Carson Kelly hit a sinking line drive that bounced in the dirt in front of Castro's glove and glanced off it, allowing Kelly to reach base.

"There's no excuse. It was like a knuckleball coming at me, then it ended up burying into the ground," Castro said. "So yeah, it's an error," though it was scored a hit.

Riley Greene followed with a ground ball up the middle just beyond Julien's reach, moving Kelly to third.

And after Griffin Jax was summoned from the bullpen, Canha hit a hard ground ball that Farmer tried to backhand but couldn't.

"I honestly thought I made the right read. Just took a higher bounce than I thought it was going to," Farmer said. "If I went back and did it again, I'd probably stick with that read again. Just didn't go in my glove."

The ball reached the left-field wall, and when Martin threw futilely to home plate, Canha moved to third base, having tied the score. The play was ruled a double, though Farmer said he would advise Jax to ask that it be changed to an error.

Either way, it set up the least-hard-hit ball of the day, and at the worst time. Torkelson plopped a single over Julien's head into right field, and the Tigers took the lead.

"It's tough, but that's part of baseball," Castro said. "We can't hang our heads about it.

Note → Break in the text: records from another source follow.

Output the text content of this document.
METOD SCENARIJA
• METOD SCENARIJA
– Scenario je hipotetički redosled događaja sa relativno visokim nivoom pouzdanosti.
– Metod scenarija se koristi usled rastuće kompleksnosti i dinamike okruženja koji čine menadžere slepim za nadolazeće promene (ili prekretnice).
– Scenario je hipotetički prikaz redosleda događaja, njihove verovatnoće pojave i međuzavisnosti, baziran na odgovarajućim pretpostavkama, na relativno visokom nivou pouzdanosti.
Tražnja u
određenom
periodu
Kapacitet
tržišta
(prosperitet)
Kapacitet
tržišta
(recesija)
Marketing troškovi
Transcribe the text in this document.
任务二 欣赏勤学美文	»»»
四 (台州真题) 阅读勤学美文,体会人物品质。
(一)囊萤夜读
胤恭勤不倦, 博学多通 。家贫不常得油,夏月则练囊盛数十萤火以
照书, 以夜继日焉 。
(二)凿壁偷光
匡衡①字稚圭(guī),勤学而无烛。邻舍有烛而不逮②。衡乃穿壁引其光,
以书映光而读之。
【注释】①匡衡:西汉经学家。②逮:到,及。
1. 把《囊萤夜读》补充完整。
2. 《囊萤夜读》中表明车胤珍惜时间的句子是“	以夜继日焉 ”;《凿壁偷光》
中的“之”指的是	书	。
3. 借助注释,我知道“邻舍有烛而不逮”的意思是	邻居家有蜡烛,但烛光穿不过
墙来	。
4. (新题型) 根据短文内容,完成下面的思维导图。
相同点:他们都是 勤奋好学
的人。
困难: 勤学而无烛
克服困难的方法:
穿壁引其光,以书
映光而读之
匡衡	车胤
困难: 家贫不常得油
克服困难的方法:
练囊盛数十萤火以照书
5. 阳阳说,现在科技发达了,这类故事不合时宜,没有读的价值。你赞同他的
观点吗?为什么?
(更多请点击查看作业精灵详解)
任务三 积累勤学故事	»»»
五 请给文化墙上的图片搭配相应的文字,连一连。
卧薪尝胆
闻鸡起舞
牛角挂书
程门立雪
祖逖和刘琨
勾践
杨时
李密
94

We've got to get back and keep competing."

Like Ober did after his disastrous first start of the season. The righthander has followed it with two strong starts, knocking a mere 47 runs off his ERA.

Ober's day began and ended with ringing doubles, each blasted more than 100 mph to Comerica Park's wall in deep left-center.

But the 19 Tigers hitters he faced in between managed to pop the ball up five times, hit seven weak grounders and strike out three times. Ober gave up only three hits and no walks or runs and left in line for his first victory of 2024. Instead, for the second consecutive start, the bullpen couldn't hold a lead that Ober provided.